Medications That Cause Thinning
Certain medications trigger hair thinning as a side effect, usually by pushing follicles into the resting phase prematurely. Retinoids (used for acne and skin conditions), anticoagulants like heparin, azole antifungals, and mood stabilizers are among the more commonly documented culprits. Blood pressure medications, including ACE inhibitors and beta-blockers, have been reported to cause hair loss in individual cases, though the evidence for these is weaker.
Medication-related thinning typically starts weeks to months after beginning or changing a prescription. If you notice diffuse shedding that lines up with a new medication, the timing is worth flagging. In most cases, hair recovers after the medication is adjusted, though recovery follows the same slow timeline as other forms of telogen effluvium.

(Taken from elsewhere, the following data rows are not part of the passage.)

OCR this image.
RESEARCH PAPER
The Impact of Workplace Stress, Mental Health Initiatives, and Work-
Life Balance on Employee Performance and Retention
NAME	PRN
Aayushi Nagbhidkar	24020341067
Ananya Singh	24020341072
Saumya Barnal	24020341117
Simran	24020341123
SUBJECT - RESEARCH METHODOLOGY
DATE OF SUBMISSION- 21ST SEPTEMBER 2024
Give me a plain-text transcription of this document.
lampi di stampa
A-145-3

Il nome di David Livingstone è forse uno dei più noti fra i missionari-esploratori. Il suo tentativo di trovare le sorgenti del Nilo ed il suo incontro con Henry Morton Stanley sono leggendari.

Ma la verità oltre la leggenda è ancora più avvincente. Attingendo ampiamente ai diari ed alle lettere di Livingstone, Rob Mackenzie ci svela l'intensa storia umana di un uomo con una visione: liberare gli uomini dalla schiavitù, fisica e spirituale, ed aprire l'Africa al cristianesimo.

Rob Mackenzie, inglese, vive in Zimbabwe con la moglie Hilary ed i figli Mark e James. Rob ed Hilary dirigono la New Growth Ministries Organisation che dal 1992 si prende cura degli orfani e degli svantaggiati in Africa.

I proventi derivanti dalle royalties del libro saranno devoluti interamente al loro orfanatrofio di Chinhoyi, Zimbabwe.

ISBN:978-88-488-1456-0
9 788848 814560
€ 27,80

How to Tell What’s Causing Your Thinning
The pattern and timeline of your hair loss are the two most useful clues. Thinning concentrated at the temples, crown, or part line that has progressed gradually over months or years points toward genetic or hormonal causes. Sudden, dramatic shedding that started a few months after a specific event, like illness, surgery, or a major diet change, is more consistent with telogen effluvium. Smooth round patches suggest autoimmune involvement. Diffuse thinning with fatigue, weight changes, or cold sensitivity raises the question of thyroid function.

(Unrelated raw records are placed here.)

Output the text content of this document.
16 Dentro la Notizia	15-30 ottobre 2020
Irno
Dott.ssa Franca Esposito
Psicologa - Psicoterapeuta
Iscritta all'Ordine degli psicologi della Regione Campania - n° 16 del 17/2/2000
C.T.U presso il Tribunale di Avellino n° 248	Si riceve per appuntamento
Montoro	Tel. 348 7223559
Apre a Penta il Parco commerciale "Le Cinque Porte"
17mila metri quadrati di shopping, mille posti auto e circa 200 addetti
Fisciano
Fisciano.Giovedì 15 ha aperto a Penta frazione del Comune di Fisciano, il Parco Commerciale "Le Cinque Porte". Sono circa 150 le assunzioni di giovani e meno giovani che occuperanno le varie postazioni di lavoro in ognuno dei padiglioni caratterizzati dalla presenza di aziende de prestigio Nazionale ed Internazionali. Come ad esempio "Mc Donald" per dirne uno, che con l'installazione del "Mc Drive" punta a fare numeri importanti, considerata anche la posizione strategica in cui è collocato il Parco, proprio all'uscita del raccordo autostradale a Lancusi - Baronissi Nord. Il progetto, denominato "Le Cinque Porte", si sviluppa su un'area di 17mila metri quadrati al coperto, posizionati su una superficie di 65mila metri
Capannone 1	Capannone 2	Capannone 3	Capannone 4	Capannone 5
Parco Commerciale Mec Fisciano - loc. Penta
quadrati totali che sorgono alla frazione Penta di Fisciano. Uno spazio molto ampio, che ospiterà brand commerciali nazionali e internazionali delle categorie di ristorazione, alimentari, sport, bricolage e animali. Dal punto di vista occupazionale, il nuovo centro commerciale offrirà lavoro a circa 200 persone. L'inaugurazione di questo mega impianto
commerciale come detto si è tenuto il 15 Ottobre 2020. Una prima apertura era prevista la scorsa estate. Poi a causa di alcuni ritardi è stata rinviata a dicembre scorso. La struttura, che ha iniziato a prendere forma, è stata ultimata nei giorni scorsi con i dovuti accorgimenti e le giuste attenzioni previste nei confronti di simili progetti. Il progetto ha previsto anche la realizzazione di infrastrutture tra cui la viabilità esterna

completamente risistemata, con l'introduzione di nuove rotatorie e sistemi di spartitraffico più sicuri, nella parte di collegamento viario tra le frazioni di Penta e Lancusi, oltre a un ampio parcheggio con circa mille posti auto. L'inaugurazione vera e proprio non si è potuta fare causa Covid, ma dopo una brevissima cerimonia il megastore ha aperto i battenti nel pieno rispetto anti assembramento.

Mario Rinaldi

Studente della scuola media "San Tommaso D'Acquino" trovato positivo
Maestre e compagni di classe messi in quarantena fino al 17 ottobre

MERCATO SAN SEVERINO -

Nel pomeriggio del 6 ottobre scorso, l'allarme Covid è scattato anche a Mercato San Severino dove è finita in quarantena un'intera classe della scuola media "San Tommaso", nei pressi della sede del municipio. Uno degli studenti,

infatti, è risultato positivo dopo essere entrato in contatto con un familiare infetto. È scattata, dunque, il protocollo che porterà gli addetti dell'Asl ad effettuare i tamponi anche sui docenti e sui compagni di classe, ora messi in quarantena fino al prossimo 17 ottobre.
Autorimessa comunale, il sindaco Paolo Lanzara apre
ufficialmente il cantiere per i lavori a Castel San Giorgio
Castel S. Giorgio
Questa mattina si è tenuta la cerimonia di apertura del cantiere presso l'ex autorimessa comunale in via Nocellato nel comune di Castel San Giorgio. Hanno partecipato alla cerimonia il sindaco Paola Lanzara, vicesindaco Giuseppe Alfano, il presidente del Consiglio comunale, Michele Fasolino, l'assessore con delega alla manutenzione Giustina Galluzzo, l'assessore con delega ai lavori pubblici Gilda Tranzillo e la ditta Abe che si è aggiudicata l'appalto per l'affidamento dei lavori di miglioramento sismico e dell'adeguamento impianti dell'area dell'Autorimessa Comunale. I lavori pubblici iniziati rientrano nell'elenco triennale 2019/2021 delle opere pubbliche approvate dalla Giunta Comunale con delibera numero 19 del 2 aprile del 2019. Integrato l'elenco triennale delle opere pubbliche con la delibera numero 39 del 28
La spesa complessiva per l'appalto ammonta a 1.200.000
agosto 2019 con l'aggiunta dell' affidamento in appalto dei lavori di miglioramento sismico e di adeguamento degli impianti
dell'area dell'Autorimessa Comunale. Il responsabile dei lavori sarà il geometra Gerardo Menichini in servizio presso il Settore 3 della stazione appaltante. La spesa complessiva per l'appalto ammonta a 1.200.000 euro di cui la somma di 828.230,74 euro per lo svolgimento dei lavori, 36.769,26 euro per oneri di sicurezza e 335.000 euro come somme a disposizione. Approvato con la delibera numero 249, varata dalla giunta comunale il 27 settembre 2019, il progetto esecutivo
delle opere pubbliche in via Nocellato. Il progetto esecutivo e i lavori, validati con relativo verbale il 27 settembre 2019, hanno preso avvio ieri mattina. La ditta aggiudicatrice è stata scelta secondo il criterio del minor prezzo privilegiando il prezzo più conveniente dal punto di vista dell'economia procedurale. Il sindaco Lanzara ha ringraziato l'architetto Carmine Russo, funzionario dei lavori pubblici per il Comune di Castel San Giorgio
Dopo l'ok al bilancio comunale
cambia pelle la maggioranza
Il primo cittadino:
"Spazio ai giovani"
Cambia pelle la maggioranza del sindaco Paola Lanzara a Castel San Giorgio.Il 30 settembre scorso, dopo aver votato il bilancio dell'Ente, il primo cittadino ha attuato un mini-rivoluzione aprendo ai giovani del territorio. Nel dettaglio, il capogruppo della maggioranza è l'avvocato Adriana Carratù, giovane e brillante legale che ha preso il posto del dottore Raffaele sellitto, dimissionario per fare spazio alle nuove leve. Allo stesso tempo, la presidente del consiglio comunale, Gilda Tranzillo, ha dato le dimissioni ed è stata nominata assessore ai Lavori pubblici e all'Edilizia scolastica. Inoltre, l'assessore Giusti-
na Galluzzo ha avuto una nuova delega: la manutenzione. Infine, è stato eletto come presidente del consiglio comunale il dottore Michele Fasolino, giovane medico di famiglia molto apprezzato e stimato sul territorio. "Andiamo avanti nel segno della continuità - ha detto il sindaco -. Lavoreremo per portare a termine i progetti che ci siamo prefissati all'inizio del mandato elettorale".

Blood work can clarify several of these causes. Ferritin, thyroid hormones, and vitamin D levels are straightforward to test and can reveal correctable deficiencies. For suspected pattern hair loss, a close examination of the scalp (sometimes with magnification) can reveal the hallmark sign: follicle miniaturization, where thick hairs and fine, wispy hairs grow side by side in the same area. That mix of hair diameters is the clearest indicator that DHT-driven shrinkage is at work.